ATLANTA — A second Georgia county has uncovered 2,755 votes not previously counted in the state’s presidential race, narrowing Joe Biden’s lead over President Trump to under 13,000.
Gabriel Sterling, the state’s voting system manager, said Fayette County election workers didn’t initially upload votes stored on a memory card.
“They didn’t do the reconciliation process properly,” he said.
The breakdown of the uncounted ballots was 1,577 for Trump, 1,128 for Biden, 43 for Libertarian Jo Jorgensen, and seven write-in votes, Sterling said.
Tuesday’s incident marks the second time a big batch of votes were uncounted in the state’s original tally.

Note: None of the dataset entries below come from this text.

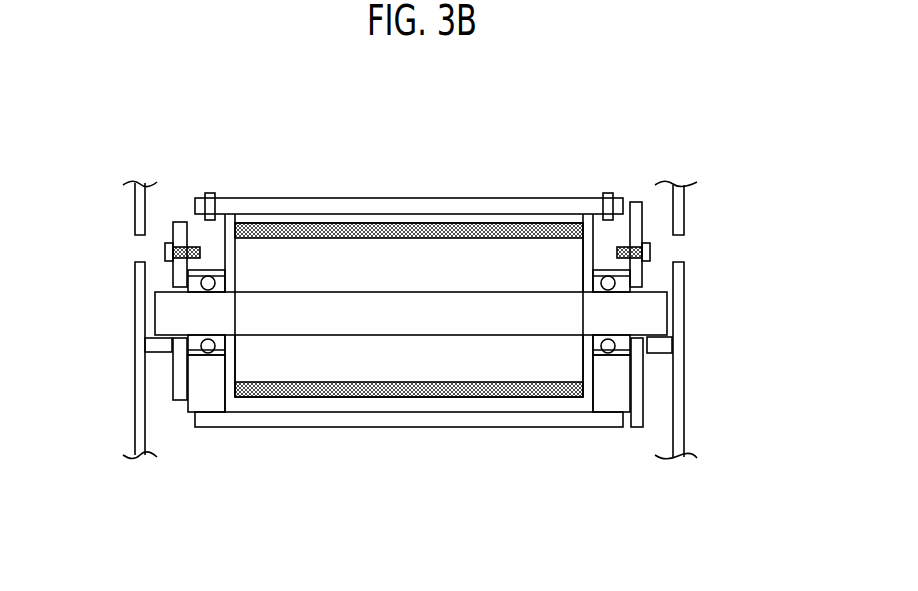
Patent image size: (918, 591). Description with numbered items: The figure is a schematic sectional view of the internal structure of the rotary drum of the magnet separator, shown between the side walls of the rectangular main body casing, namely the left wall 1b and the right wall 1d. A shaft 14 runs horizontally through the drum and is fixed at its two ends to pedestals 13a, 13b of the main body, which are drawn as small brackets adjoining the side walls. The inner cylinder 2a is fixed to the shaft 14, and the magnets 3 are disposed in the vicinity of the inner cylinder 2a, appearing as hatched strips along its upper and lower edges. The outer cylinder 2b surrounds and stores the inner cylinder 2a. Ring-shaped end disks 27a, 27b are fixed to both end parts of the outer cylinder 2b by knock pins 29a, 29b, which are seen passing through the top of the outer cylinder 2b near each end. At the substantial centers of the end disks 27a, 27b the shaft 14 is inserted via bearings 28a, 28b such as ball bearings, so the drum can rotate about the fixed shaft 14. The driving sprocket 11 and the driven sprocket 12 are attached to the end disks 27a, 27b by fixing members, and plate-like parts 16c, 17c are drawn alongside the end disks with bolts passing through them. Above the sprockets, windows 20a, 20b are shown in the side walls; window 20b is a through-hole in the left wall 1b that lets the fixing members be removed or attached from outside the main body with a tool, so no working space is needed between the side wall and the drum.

The left wall 1b is at (695, 365).
The right wall 1d is at (137, 410).
The inner cylinder 2a is at (470, 240).
The outer cylinder 2b is at (357, 208).
The magnets 3 is at (285, 235).
The driving sprocket 11 is at (180, 400).
The driven sprocket 12 is at (637, 428).
The pedestal 13a is at (148, 343).
The pedestal 13b is at (670, 345).
The shaft 14 is at (397, 322).
The fixing plate 16c is at (167, 212).
The fixing plate 17c is at (652, 238).
The window 20a is at (133, 252).
The window 20b is at (678, 247).
The end disk 27a is at (208, 398).
The end disk 27b is at (610, 397).
The bearing 28a is at (218, 348).
The bearing 28b is at (598, 280).
The knock pin 29a is at (211, 193).
The knock pin 29b is at (607, 193).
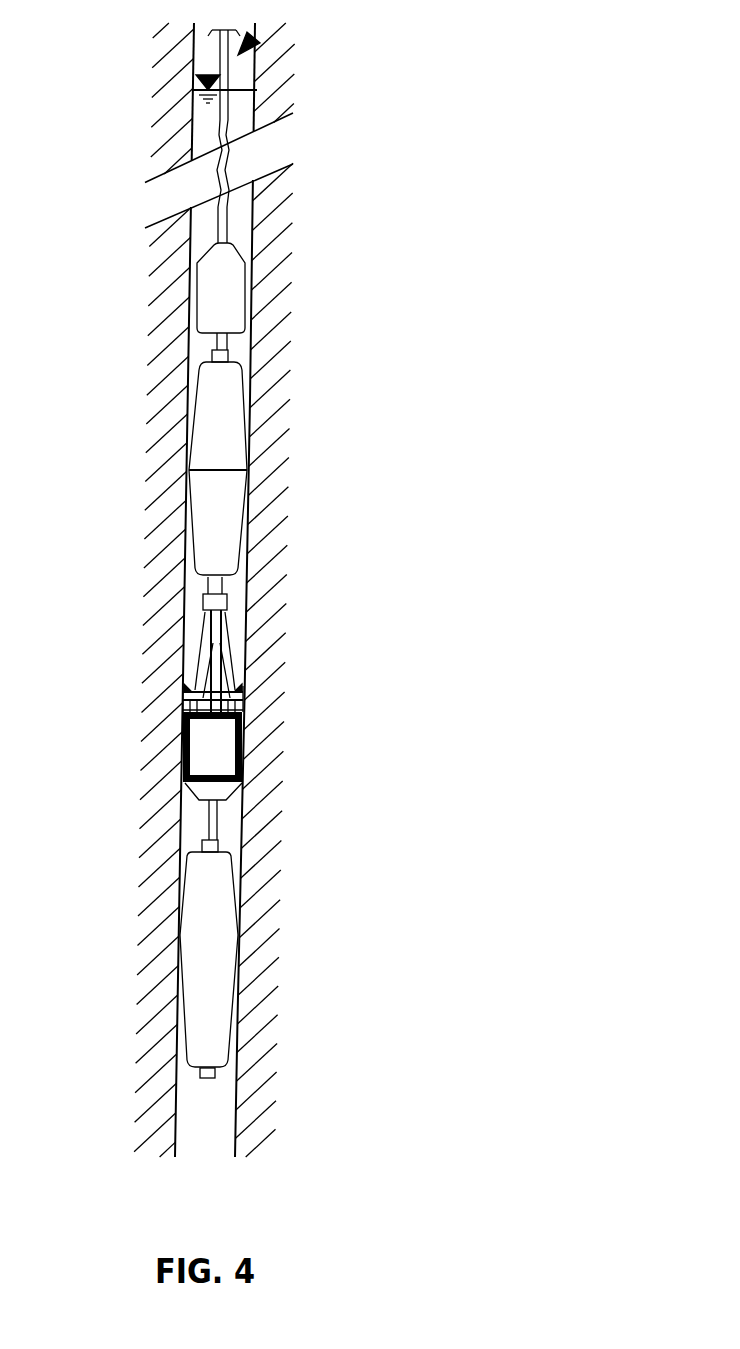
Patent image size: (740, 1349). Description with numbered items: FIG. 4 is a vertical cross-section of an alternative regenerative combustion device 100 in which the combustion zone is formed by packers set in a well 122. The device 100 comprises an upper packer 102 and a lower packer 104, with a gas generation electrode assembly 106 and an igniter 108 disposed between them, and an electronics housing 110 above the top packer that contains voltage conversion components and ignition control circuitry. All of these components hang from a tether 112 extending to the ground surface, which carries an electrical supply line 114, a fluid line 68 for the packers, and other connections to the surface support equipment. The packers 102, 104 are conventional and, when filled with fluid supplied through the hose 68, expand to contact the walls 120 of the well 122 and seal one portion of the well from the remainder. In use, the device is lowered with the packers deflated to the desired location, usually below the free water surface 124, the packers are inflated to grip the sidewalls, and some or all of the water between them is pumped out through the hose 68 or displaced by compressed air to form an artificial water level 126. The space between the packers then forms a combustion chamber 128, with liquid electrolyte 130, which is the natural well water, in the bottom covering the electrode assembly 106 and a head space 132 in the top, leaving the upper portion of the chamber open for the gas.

The fluid line 68 is at (155, 91).
The regenerative combustion device 100 is at (269, 659).
The upper packer 102 is at (279, 461).
The lower packer 104 is at (277, 965).
The gas generation electrode assembly 106 is at (157, 772).
The igniter 108 is at (146, 582).
The electronics housing 110 is at (167, 295).
The tether 112 is at (312, 124).
The electrical supply line 114 is at (170, 118).
The walls 120 is at (219, 590).
The well 122 is at (171, 609).
The free water surface 124 is at (306, 88).
The artificial water level 126 is at (268, 680).
The combustion chamber 128 is at (125, 653).
The liquid electrolyte 130 is at (279, 814).
The head space 132 is at (309, 577).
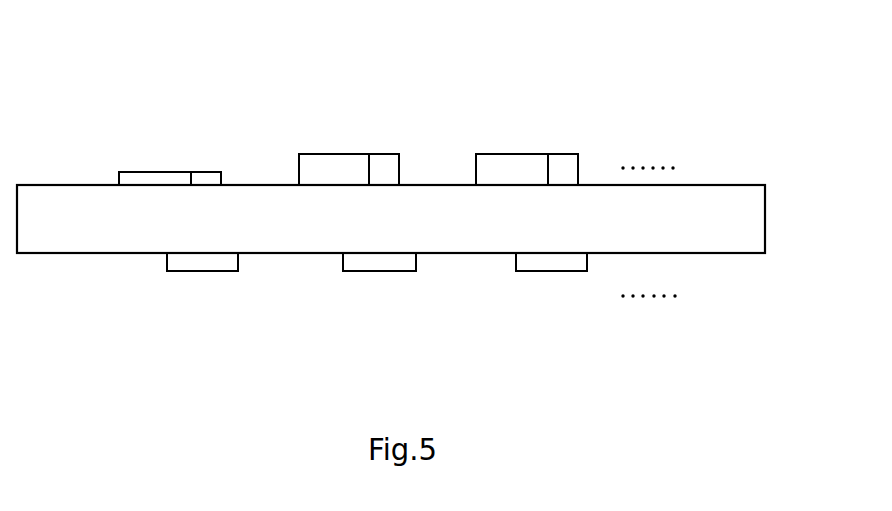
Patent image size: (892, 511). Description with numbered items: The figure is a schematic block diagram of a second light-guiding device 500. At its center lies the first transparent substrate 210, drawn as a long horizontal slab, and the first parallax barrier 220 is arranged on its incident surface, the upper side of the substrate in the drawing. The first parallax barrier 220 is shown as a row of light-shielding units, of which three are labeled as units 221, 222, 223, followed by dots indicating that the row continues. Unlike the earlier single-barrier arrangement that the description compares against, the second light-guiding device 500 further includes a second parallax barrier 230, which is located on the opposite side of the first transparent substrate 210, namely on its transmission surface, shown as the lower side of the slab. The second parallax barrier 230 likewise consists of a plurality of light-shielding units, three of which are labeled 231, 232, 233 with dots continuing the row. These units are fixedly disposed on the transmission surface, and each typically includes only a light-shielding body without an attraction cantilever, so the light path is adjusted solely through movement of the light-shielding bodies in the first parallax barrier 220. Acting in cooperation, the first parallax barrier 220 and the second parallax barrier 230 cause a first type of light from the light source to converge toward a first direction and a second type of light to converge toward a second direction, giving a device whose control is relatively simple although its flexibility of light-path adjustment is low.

The second light-guiding device 500 is at (87, 37).
The first transparent substrate 210 is at (766, 218).
The first parallax barrier 220 is at (693, 113).
The first electrode 221 is at (170, 151).
The second electrode 222 is at (349, 151).
The third electrode 223 is at (527, 151).
The second parallax barrier 230 is at (718, 312).
The first lower electrode 231 is at (202, 282).
The second lower electrode 232 is at (379, 282).
The third lower electrode 233 is at (551, 282).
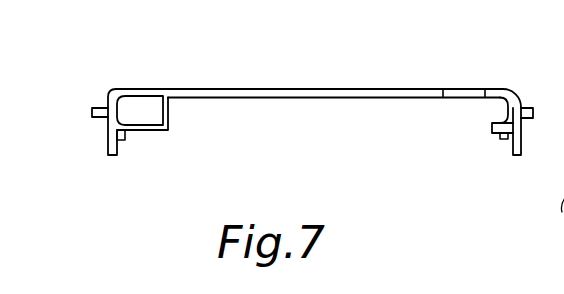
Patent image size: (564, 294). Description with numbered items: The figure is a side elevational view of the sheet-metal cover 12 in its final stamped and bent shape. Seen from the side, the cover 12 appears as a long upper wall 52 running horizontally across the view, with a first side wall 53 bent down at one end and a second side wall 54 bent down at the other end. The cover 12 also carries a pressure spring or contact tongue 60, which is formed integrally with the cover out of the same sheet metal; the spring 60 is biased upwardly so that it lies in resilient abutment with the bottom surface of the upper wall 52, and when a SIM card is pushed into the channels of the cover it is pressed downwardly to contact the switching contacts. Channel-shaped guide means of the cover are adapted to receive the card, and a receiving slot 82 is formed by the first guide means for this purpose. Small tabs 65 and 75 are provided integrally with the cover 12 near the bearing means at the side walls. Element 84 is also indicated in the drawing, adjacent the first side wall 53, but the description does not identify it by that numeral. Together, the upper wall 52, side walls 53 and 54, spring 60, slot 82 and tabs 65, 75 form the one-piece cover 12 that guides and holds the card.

The cover 12 is at (389, 181).
The upper wall 52 is at (343, 96).
The first side wall 53 is at (513, 108).
The second side wall 54 is at (107, 101).
The pressure spring 60 is at (148, 104).
The tab 65 is at (99, 119).
The tab 75 is at (532, 108).
The receiving slot 82 is at (484, 113).
The lip 84 is at (498, 134).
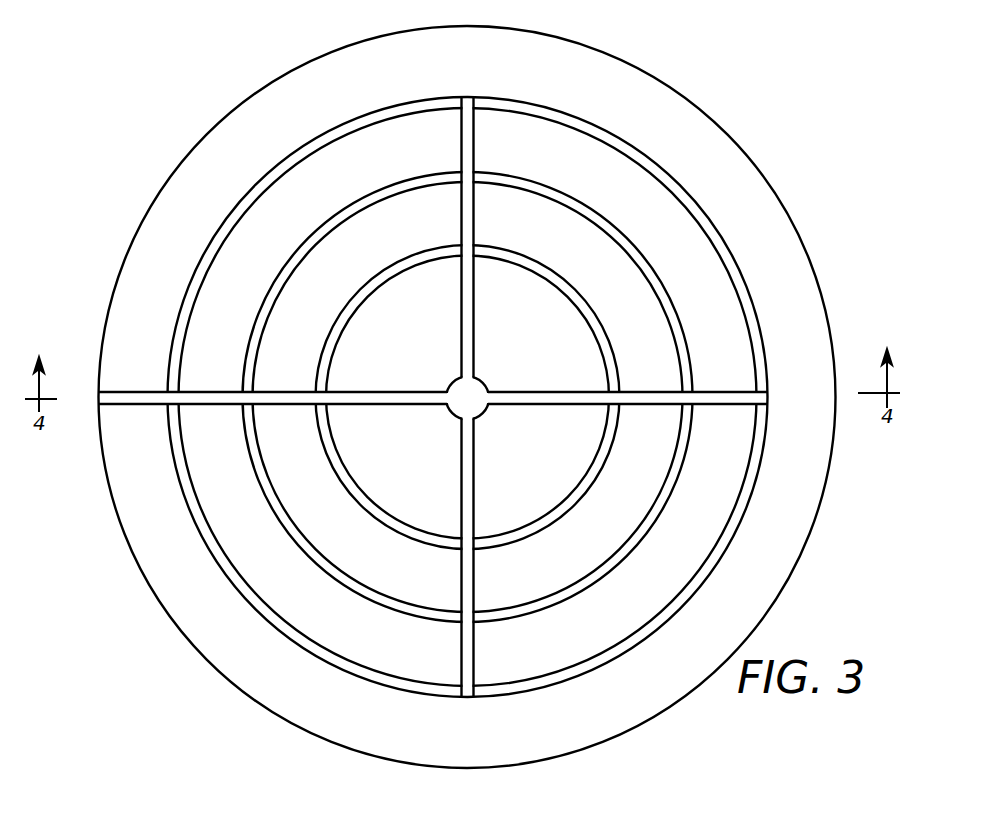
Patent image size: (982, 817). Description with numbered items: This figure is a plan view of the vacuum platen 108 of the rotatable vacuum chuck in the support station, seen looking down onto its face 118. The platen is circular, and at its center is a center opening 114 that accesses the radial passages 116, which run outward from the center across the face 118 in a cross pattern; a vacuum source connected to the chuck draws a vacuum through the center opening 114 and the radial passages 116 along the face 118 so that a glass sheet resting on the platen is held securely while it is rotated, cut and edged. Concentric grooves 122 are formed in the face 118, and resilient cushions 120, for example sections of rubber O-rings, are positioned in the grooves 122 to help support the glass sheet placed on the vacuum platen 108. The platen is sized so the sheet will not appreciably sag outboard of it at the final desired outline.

The vacuum platen 108 is at (670, 83).
The center opening 114 is at (453, 410).
The radial passages 116 is at (717, 390).
The face 118 is at (702, 255).
The resilient cushions 120 is at (650, 526).
The grooves 122 is at (220, 562).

On Monday, election officials said they found 2,600 uncounted ballots in Floyd County.
“The reason you do an audit is to find this kind of thing,” Sterling, who oversaw the implementation of the new election system for the secretary of state’s office, said Monday night.
In that incident, the error occurred because county election officials failed to upload votes from a memory card in a ballot scanning machine, Sterling said, adding that he believed Floyd County’s elections director should resign.
Both counties will have to recertify their results, and the margin between Trump and Biden currently sits around 13,000.
The news comes on the heels of an announcement by embattled Secretary of State Brad Raffensperger, who said a random audit of a sample of Georgia’s new voting machines found no evidence of hacking or tampering.
The audit was done on a random sample from voting machines in Cobb, Douglas, Morgan, Paulding, Spalding, and Floyd counties.
Election officials in the state’s 159 counties have until 11:59 p.m. Wednesday to finish the recount. The results will be certified on Friday.